# Riding an OTTB Western?



## themacpack (Jul 16, 2009)

There is no reason you/the horse couldn't do that. The only possible hiccup would be the barrel racing - the general build of a TB isn't exactly one that has the low center of gravity and tight turning radius of competitive barrel horses, but if you are just wanting to knock around with it there'd not be such an issue


----------



## Skyseternalangel (Jul 23, 2011)

Personally I think it would take a lot of retraining, especially to the feel and weight of a western saddle, the noise, and (I'm guessing) neck reining and possibly a different bit. Though I'm sure it isn't too difficult  I would just make sure you had extra help with training and have another experienced hand there to help.


----------



## poundinghooves (Aug 5, 2010)

Skyesternalangel- I actually don't neck rein much myself so she wouldn't necessarily be neck-reined.
Themacpack- I do want to be a bit competitive (you know, actually having a _chance_ of winning/placing) but it's just little stuff so I'm nnot super worried about it. Being an OTTB she should be pretty fast which is good for a barrel horse.


----------



## themacpack (Jul 16, 2009)

Speed alone, though, is not what it takes for barrel racing - certain things inherent to the way specific breeds are built lend themselves better to specific activities. There is a reason that TBs are used for track racing and other breeds are predominant in sporting events such as barrels - that is not to say that one can't do the other, just that there are going to be challenges and that, in general, they are not going to be as competitive as those in the better suited breeds for the particular event. It would be like taking a good, barrel horse and putting them in the Kentucky Derby - sure, they can run around the track, but they are not going to be competitive in the actual race against the horses in the rest of the field. Casual riding in the pasture and trail riding under a western saddle are completely different than being competitive in barrels.


----------



## CVHorseLover (Jan 16, 2012)

*OTTBs in general*

I have a 15-year-old OTTB and I would say the biggest challenge is their temperament. I've been riding him for 7 years and he was really hot when I first started riding him. At that time we were doing hunter/jumper.

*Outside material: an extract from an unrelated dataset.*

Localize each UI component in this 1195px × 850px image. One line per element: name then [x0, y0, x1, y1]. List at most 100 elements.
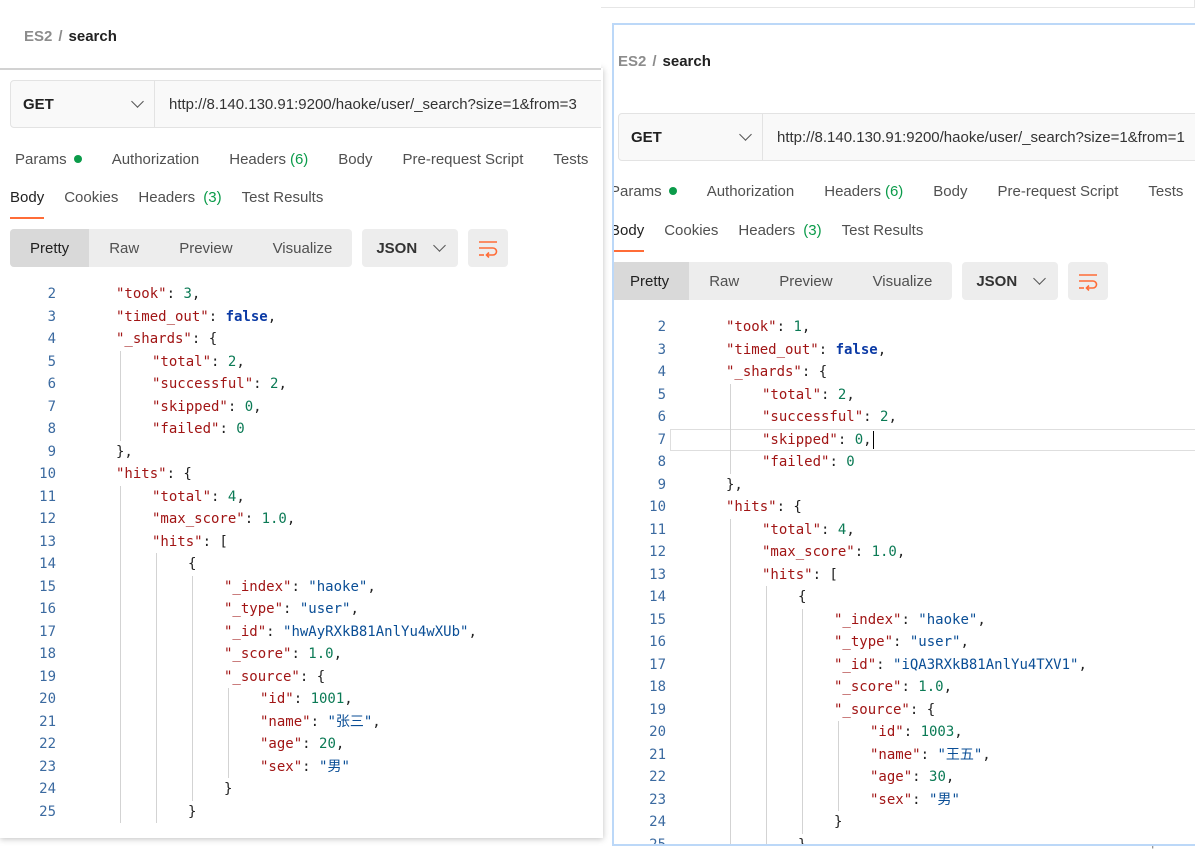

For the past 5 years we've been doing dressage. Over the past few years he has calmed a lot so I can now finally do some trail riding with him. 

I have been riding him dressage with a western saddle, so the tack really isn't the important part -- it's the training. 

I think an OTTB can be trained to do anything if you train them properly. I know someone though that has a 26-year-old TB mare and she's as hot as ever. That's what I would be most concerned with. A hot horse does not make a good trail horse.


----------



## Iseul (Mar 8, 2010)

We have an OTTB mare at our barn, that's all western gaming. She's pretty fast, and at 16.2-16.3hh, she can still get down around the barrels. The only reason she isn't in the money is because she cuts her barrels too close because of a training.."hiccup" that happened along the way. Which, is exactly what you get when you use a girl who has never actually ran a horse in her life basically train the horse on barrels..but, that's not my place to comment.
She apparently won quite a bit in her racing days..believe she won her maiden race if I was told/remember correctly. She's a pain though, I don't think I'd ever volunteer to ride her again >.> Though I will commend her on her temperament at shows. Though if in certain bits (what I was put in without notice when I ran her -.- ), she does need a firm handler, because she'll grab the bit and run if you're doing anything but barrels and keyhole (in which she slides to a stop -before- you're in the box/past the cones. ;; and when you're like me, who almost flies head first into the cone but somehow stays on with no stirrups, reins, or horn.).
But, never hot at all except for hills out on the trail. She'll walk into the ring calmly on a loose rein, do her circle and then take off, leaving the arena on a loose rein again.
_Posted via Mobile Device_


----------



## poundinghooves (Aug 5, 2010)

Well, this girl is supposed to be fairly calm. She is described as being sometimes nervous but does not rear/buck/kick/bite. She was born in 1999 so she does have some age on her that should also help on her temperment. I'm not going to be doing Western Pleasure or anything that would require her learning a lot of different things. Basically I ride Western but with an English way about it (like I post sometimes and use two hands on the reins instead of neck reining) so I think she'd be fine. I'm going to call her owner today and ask what they think as her owner. I'll let you guys know!


----------



## poundinghooves (Aug 5, 2010)

Oh, and she's 16 hh.


----------



## Kawonu (Apr 24, 2011)

I can see height causing a problem, and I'd seriously consider that if you intend to do anything competitive.


----------



## poundinghooves (Aug 5, 2010)

The average Quarter Hose (which is probably the most popular barrel racing breed) is 15.3 hh. Is 1 inch (I stated that this horse was 16hh) going to make that big of a difference?


----------



## Country Woman (Dec 14, 2011)

All I can add is good advice from there people 
and good luck


----------



## mildot (Oct 18, 2011)

poundinghooves said:


> The average Quarter Hose (which is probably the most popular barrel racing breed) is 15.3 hh. Is 1 inch (I stated that this horse was 16hh) going to make that big of a difference?


No.

Thoroughbreds are tremendous athletes.


----------



## SMCLeenie (Mar 3, 2011)

I don't see a problem with it one of my very good friends is retraining a 6 yo OTTB western and she hasn't had any problems with him thus far.


----------